The largest private sector oil refiner Reliance Industries, which Friday reported a plunge in the June quarter refining margins, guided towards a stable scenario, saying any improvement depends on the implementation of the new bunker oil norms.
Earlier in the day, the company that runs the world's largest refinery with a 60 million tonne annual capacity, said it could earn only USD 8.1 on turning every barrel of crude into fuel, steeply down from a gross refining margin (GRM) of USD 10.5 a barrel in the year-ago period.
The margin was also lower than USD 8.2 a barrel it had earned in the March quarter. This capped its standalone profit growth of a low 2.4 percent at Rs 9,036 crore.
The International Maritime Organization will enforce a new 0.5 percent global sulphur cap on fuel content from January 1, 2020, lowering from the present 3.5 percent cap.
"GRM outlook is a tough one to make, but the only near-term positive sign is the IMO (International Maritime Organisation)-related impact on new bunker oil norms, which should weaken fuel oil and boost the mid-distillates," group joint chief financial officer V Srikanth told reporters.
He further said the benefit from a refining point of view really comes from the IMO regulation (on new bunker oil norms) and its implementation. Given this, "we are expecting in and around stable GRM going forward...such a range looks positive," Srikanth said.
On the ongoing geopolitical tension in the Middle East, Srikanth said it's business as usual and their operations have not been impacted.
"All shipments are going through, but the lingering tension has led to uncertainties, but that is something businesses have to factor in as they operate," he said.

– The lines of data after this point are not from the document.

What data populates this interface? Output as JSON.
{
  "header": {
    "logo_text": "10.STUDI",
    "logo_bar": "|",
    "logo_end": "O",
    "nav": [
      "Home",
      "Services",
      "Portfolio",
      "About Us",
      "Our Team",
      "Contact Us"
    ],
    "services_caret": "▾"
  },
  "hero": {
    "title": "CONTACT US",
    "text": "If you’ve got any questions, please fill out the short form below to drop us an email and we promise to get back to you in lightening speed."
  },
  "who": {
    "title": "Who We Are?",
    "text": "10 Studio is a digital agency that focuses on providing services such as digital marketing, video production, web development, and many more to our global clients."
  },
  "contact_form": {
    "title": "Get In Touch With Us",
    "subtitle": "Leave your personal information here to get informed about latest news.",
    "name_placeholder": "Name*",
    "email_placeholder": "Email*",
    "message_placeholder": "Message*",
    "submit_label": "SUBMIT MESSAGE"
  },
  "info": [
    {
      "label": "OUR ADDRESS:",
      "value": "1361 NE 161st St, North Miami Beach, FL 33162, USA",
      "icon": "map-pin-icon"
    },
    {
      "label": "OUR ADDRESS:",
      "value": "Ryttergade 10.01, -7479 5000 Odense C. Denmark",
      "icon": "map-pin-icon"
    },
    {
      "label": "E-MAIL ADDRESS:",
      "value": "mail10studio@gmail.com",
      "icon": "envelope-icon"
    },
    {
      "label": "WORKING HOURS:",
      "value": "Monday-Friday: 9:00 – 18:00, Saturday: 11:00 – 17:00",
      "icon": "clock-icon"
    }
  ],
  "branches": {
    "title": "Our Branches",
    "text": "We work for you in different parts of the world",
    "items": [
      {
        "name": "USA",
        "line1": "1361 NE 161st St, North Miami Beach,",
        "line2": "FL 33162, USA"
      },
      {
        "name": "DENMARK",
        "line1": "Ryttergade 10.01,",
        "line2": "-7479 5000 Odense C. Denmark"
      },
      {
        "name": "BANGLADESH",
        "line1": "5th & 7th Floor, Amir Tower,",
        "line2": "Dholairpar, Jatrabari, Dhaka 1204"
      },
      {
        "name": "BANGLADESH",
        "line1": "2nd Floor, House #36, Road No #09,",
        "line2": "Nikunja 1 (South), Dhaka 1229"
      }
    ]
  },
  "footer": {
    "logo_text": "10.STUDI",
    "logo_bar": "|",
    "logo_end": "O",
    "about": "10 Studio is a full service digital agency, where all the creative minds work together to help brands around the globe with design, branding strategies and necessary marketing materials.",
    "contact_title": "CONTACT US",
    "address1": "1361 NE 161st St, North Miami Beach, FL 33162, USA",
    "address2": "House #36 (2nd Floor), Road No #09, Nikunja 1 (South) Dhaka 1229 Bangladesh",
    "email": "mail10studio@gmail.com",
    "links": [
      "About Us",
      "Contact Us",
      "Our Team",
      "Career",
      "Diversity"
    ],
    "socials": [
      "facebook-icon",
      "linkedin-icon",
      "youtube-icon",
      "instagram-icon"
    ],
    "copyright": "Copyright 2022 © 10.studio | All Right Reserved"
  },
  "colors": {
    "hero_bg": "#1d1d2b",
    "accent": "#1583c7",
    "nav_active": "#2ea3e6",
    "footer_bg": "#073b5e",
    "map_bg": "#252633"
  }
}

It can be noted that the global fuel sulphur cap is part of the IMO's response to heightening environmental concerns, contributed by harmful emissions from ships and the new bunker oil rules have everyone from OPEC oil producers to bunker fuel sellers and shipping companies worried.
The rules, drawn up by the IMO, which is a UN body, seeks to ban ships using fuel with a sulfur content higher than 0.5 percent, steeply down from 3.5 percent now, unless a vessel has equipment to clean up its sulfur emissions.
Any vessels failing to comply will face fines, can find their insurance stopped and can even be barred from sailing by declaring them to be unseaworthy.
The global shipping fleet now consumes about 4 million bpd of high sulfur fuel, but about 3 million of that demand will disappear from January 2020, according to industry forecast and it is expected that most if this demand will shift to marine gasoil, a lower sulfur distillate fuel.
According to Morgan Stanley, this will generate at least 1.5 million bpd in extra demand for distillates over the next three years, pushing up total distillate demand to 3.2 million bpd, which in turn, can drive up prices.
Already Gasoil now trades at a premium of about USD250 a ton to fuel oil, but this is seen ballooning to USD380 a ton by early 2020.